As a UX designer, you have to make sure that colors are not just colors. They have to be usable, help users to browse content easily. So how do you make sure the colors are readable? You can have that super sense of colors, by easily using the Colour Contrast Check.
It’s based on the Web Content Accessibility Guidelines Contrast Ratio Formula. In English? It makes your content readable, easy to the eyes of the users.
You can also say this, when people in the project team are arguing on the colors to use:
Based on the Web Content Accessibility Guidelines Contrast Ratio Formula by W3C, the combination of this color as the background and this color as the foreground didn’t pass the AA compliance and AAA compliance.
When the other person asked: “What the hell is that?”, I shortly replied “The colors are not readable.”
Then I show them a comparison of what we had, and my solution to the colors. Remember, never criticize a design without offering solution.
Let’s do an exercise. I googled ‘Example of bad websites’, then I came across Federal Emergency Management Agency’ site.

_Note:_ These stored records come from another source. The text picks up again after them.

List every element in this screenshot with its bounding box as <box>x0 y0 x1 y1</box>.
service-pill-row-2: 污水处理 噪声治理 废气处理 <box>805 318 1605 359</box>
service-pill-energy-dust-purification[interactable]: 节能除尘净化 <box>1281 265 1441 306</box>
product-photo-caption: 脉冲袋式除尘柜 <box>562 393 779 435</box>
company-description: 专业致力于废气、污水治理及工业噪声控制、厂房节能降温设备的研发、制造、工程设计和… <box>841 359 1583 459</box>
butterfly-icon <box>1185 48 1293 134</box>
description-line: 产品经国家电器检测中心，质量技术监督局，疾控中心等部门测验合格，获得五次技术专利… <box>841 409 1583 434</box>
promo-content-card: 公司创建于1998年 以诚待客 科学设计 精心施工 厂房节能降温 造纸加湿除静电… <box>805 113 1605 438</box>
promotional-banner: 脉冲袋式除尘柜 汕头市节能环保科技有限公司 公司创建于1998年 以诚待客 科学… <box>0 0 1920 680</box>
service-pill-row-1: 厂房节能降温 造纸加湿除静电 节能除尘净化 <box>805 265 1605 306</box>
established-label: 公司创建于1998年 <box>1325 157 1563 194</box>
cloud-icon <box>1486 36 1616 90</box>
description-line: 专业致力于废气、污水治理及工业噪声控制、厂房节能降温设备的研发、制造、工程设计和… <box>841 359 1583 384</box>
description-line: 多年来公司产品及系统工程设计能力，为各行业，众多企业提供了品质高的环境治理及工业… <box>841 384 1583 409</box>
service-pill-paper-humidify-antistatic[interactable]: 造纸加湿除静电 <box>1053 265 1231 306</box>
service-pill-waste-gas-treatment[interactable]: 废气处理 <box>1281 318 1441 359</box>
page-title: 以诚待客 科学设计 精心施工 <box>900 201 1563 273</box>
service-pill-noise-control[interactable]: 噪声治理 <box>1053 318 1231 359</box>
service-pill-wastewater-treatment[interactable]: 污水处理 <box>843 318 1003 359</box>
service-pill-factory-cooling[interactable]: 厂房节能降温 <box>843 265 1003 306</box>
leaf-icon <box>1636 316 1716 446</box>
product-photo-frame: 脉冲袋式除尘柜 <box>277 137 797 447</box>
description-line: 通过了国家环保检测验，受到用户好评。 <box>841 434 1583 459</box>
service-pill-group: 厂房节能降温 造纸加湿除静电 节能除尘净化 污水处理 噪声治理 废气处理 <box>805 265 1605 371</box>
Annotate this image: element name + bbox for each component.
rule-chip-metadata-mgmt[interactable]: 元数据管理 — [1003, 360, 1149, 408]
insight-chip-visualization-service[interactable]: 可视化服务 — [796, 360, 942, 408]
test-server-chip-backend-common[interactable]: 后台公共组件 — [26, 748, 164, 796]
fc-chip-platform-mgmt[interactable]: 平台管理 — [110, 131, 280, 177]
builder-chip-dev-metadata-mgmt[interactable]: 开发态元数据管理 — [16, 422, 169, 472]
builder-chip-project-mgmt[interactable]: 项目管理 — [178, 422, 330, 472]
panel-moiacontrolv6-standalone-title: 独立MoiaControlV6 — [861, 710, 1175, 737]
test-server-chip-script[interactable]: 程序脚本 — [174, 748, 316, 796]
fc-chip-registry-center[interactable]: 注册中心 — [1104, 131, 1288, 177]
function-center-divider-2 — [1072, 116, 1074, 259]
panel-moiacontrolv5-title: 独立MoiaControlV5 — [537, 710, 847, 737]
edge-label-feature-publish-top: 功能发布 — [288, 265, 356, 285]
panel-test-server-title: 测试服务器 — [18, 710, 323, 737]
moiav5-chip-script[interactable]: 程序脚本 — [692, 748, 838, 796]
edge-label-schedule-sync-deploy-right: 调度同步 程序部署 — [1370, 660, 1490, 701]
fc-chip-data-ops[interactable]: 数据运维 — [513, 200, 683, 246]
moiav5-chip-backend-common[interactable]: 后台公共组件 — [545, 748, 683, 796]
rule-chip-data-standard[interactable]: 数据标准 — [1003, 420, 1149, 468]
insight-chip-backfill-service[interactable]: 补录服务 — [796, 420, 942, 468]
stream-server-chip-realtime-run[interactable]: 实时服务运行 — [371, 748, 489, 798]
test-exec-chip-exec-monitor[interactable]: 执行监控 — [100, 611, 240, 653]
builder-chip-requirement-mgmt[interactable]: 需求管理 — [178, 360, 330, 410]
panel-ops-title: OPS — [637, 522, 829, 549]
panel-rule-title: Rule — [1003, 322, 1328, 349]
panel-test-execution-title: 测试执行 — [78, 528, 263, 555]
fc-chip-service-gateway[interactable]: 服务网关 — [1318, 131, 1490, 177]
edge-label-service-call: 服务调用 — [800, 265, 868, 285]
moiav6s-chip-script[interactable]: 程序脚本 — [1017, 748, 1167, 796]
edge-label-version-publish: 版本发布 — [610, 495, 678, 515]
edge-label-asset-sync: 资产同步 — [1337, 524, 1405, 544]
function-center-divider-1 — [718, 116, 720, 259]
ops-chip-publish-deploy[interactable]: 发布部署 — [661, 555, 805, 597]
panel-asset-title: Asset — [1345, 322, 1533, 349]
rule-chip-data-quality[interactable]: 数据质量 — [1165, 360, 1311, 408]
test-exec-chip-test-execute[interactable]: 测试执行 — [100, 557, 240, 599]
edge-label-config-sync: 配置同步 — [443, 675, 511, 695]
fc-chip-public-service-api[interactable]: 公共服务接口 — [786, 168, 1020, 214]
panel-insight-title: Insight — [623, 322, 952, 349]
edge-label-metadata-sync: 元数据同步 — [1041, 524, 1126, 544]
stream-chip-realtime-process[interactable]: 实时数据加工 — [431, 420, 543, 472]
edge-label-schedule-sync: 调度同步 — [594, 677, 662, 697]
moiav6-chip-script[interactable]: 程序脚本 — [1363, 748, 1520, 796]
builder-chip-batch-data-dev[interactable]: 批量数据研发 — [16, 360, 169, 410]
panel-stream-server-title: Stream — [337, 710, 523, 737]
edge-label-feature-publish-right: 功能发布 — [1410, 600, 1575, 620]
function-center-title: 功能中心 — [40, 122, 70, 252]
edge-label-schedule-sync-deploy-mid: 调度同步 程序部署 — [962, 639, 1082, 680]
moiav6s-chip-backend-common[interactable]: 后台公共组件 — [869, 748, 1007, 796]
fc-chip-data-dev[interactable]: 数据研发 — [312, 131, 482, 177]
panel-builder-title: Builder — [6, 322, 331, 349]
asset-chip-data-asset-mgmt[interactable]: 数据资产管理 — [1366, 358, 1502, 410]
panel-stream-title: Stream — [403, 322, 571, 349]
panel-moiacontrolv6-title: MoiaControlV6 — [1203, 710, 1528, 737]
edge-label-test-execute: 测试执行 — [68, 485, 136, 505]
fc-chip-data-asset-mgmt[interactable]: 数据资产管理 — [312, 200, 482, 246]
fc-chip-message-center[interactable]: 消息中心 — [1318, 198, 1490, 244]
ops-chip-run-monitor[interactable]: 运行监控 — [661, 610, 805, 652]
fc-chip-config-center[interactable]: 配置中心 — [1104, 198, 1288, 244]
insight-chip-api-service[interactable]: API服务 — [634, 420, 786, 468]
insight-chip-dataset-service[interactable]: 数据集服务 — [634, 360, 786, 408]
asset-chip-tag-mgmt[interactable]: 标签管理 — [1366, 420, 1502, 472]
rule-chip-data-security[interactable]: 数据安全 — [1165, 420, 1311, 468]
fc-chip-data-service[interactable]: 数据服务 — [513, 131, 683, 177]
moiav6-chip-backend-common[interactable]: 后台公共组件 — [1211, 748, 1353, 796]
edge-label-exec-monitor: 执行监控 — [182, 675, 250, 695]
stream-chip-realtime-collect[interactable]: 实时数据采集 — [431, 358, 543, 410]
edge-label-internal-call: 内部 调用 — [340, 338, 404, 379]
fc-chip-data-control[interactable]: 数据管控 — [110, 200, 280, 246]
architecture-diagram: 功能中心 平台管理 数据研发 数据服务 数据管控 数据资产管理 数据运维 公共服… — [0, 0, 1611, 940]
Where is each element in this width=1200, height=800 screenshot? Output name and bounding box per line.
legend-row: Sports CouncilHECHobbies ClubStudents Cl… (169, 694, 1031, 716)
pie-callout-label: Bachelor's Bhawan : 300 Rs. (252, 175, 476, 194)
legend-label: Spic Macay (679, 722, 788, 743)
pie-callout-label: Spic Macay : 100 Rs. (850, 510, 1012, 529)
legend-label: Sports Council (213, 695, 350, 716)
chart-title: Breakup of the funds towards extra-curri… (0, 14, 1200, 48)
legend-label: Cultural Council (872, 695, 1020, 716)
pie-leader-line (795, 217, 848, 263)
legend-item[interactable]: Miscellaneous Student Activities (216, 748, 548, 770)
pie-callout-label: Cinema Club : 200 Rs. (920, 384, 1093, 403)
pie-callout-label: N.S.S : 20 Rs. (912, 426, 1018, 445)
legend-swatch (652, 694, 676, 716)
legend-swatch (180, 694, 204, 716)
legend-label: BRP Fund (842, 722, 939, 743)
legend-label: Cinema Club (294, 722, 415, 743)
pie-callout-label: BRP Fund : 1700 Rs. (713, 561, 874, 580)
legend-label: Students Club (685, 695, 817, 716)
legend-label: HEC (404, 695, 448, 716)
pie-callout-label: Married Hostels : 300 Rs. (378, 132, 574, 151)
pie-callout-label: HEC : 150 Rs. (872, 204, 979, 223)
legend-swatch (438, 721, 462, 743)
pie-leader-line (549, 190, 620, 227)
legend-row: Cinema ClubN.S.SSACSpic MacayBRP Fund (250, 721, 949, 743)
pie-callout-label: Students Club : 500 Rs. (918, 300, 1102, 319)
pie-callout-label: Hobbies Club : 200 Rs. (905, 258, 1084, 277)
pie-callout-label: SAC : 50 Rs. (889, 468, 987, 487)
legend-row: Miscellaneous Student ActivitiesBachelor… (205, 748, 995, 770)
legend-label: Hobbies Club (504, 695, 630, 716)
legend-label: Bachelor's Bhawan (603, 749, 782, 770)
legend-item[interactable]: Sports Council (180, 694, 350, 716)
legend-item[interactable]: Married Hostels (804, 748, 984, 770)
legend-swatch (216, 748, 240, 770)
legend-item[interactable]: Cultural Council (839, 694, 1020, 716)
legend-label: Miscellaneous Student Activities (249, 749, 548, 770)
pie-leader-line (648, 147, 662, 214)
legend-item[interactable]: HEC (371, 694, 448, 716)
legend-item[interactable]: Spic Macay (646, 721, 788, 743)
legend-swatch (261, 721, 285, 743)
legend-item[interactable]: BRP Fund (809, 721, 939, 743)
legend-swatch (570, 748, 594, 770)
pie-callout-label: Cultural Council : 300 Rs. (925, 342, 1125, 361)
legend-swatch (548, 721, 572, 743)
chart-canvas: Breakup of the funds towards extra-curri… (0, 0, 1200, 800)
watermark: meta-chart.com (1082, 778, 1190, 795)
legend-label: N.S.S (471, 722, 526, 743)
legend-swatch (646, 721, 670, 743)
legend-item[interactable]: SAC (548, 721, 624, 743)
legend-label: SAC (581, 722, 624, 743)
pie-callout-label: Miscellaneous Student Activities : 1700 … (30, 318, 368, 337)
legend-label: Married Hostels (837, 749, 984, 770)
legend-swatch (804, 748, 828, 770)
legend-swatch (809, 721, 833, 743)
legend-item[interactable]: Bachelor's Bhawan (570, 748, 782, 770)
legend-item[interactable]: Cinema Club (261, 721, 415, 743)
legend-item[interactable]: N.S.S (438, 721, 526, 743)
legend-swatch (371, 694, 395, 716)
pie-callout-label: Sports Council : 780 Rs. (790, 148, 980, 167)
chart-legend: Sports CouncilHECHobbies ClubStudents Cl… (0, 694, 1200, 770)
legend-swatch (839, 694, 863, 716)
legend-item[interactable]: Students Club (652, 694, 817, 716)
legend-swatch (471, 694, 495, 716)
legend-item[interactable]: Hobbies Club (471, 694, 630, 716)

I’m gonna improve the colors for ‘FEDERAL EMERGENCY MANAGEMENT AGENCY’ text.
Let’s see the result for the current colors combination. (Background #FFFF00, Foreground #1CB501).
It gave me four NOs, for WCAG 2 AA Compliant. I played a bit, then came up with #0F5F01 for the foreground color.
I got four YESes! So which one is more readable? Ofcourse the four YESes. No doubt that changing that green into a more readble green will make the site better. At least it won’t be shown as a seach result of ‘Example of bad websites’.
Practice often. Google for ‘bad websites’, then try improving the colors using Colour Contrast Check. Own that super sense of colors, look like a color expert.